The Graduate Secondary Field in Translation Studies (GSFTS) offers graduate students the opportunity to undertake sustained study of the theory and practice of translation, broadly understood across languages, media, and the arts. The secondary field in translation studies has a triple rationale: intellectual, multidisciplinary, and practical. By examining a range of linguistic encounters and cultural exchanges, students pursuing the secondary field have the opportunity to root their translation work within their knowledge of at least two languages while expanding their engagement with the craft of translation. As they move through the curriculum, graduate students do more than simply examine how meaning is transferred from one language to another; they acquire the knowledge necessary to intervene in current scholarly debates in the growing field of translation studies, as well as the ability to teach translation to undergraduate and graduate students. While deepening their expertise in at least two languages, students enroll in a range of courses offered across departments that consider theoretical issues raised by and through the process of translation and will then complete a capstone project, supervised by a faculty advisor.
The secondary field provides enrolled students with opportunities for professional development, training in translation pedagogy, and an additional credential in today’s extremely competitive academic job market. It complements students’ main PhD programs while providing the competitive edge that they need to distinguish themselves as outstanding candidates for jobs at research universities and liberal arts colleges in North America, Europe, Asia, and elsewhere. Faculty with expertise in one or two national languages and literatures are often now expected to teach broad-ranging comparative courses in and on translation. Even a cursory look at this year’s MLA Job List shows that more and more advertisements for junior searches make explicit the desirability for practical and theoretical knowledge of translation studies as proof of interdisciplinarity and crossover intellectual capacity for a prospective faculty member.
A student may apply for the secondary field in translation studies at any point in their academic progression. Students from any PhD program in the FAS may apply; students may pursue only one secondary field. Students in the comparative literature PhD program interested in the translation studies secondary field must ensure that no courses taken for the field are double counted toward the PhD; that is, any courses counted toward the secondary field, including Translation Studies 280, may not be used also to meet requirements for the doctoral program.
The Graduate Secondary Field in Translation Studies involves the following requirements:
Translation Studies 280: Proseminar in Translation Studies: The Proseminar will be a team-taught course that combines the study of translation theory with translation practice and will emphasize the development of projects that have the potential to become capstone projects.
Two graduate-level seminars in translation studies, including, for example, Translation Studies 260: Literary Translation Workshop, which, with recurring support from the FAS Elson Arts Fund, pairs professional translators and source language experts with students as they workshop their manuscripts-in-progress. With approval of the student’s advisor and the Translation Studies Executive Committee, a summer internship in publishing, literary translation, or design may take the place of one of these two seminars.

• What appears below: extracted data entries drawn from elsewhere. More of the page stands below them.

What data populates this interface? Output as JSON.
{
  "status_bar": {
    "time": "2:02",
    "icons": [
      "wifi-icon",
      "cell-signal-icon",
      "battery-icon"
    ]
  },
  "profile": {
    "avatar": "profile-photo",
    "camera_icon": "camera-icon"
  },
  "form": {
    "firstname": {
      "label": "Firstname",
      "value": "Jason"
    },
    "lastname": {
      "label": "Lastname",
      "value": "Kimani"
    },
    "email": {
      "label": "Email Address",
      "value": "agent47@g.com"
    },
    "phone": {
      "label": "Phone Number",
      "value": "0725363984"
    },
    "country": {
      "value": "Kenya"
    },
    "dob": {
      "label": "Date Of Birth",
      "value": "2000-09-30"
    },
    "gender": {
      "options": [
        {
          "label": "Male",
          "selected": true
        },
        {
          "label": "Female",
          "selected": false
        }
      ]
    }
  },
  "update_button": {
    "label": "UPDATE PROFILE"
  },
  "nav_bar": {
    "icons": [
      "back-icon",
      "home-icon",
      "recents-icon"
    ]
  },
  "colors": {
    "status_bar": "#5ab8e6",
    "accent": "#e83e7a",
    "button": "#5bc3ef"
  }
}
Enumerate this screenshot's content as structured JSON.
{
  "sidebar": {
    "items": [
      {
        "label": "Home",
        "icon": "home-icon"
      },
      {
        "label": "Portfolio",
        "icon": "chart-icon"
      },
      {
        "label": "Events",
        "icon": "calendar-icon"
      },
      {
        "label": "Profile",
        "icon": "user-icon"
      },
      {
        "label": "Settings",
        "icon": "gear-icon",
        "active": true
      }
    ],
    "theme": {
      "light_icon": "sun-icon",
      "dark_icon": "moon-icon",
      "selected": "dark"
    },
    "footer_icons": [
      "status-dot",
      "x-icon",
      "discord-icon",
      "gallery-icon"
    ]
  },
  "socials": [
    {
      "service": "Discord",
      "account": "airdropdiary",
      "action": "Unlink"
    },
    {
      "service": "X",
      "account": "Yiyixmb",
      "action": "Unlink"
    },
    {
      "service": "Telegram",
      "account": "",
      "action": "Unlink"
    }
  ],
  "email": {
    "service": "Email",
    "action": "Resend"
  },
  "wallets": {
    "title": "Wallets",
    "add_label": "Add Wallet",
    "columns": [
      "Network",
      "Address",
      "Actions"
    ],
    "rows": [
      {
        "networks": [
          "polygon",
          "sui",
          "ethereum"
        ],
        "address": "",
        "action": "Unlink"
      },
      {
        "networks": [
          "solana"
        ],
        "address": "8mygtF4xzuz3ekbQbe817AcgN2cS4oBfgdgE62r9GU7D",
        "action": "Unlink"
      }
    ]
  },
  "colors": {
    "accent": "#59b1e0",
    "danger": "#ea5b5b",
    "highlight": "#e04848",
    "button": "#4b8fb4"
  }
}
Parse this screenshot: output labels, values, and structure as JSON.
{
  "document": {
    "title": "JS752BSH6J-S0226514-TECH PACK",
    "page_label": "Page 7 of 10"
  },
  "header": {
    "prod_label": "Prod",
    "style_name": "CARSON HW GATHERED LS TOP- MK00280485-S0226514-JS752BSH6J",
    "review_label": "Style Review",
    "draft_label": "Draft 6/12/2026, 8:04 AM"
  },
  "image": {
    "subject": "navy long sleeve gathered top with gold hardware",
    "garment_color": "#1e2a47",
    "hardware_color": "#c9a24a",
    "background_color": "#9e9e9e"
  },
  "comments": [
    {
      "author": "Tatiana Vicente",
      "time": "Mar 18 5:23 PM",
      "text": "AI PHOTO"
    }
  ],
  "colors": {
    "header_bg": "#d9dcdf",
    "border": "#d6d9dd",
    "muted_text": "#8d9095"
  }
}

A capstone project which features a substantive translation, of variable length (dependent upon the difficulty of the languages involved), potentially publishable in a scholarly journal or as a short book. The capstone project will be accompanied by a critical essay of 4,000–7,000 words, or, if approved by the student’s advisor and the Executive Committee, a digital humanities project or public exhibition. As they complete the capstone project, graduate students will enroll in a semester-long 300-level Translation Studies reading course with their faculty advisor. The project will be supervised by the student’s translation studies advisor and evaluated by two appropriate readers from the Harvard faculty who, together with the advisor, will be responsible for assessing the completed project.
The Executive Committee of GSFTS will appoint from among itself or, in the case of a language that is not represented on the Committee, from among the experts on the Harvard faculty, an appropriate advisor for each student in the secondary field, who will offer tailored guidance throughout the curriculum and on the capstone project.
The co-chairs of the Executive Committee that governs the Graduate Secondary Field in Translation Studies for 2023–2024 are Professors Sandra Naddaff and Jeffrey Schnapp. The members of the Executive Committee for 2023–2024 are: Luke Leafgren, Sandra Naddaff, Luis Girón-Negrón, John Mugane, Bogdana Pliushch (spring), Stephanie Sandler, Jeffrey Schnapp, Karen Thornber, and Thomas Wisniewski.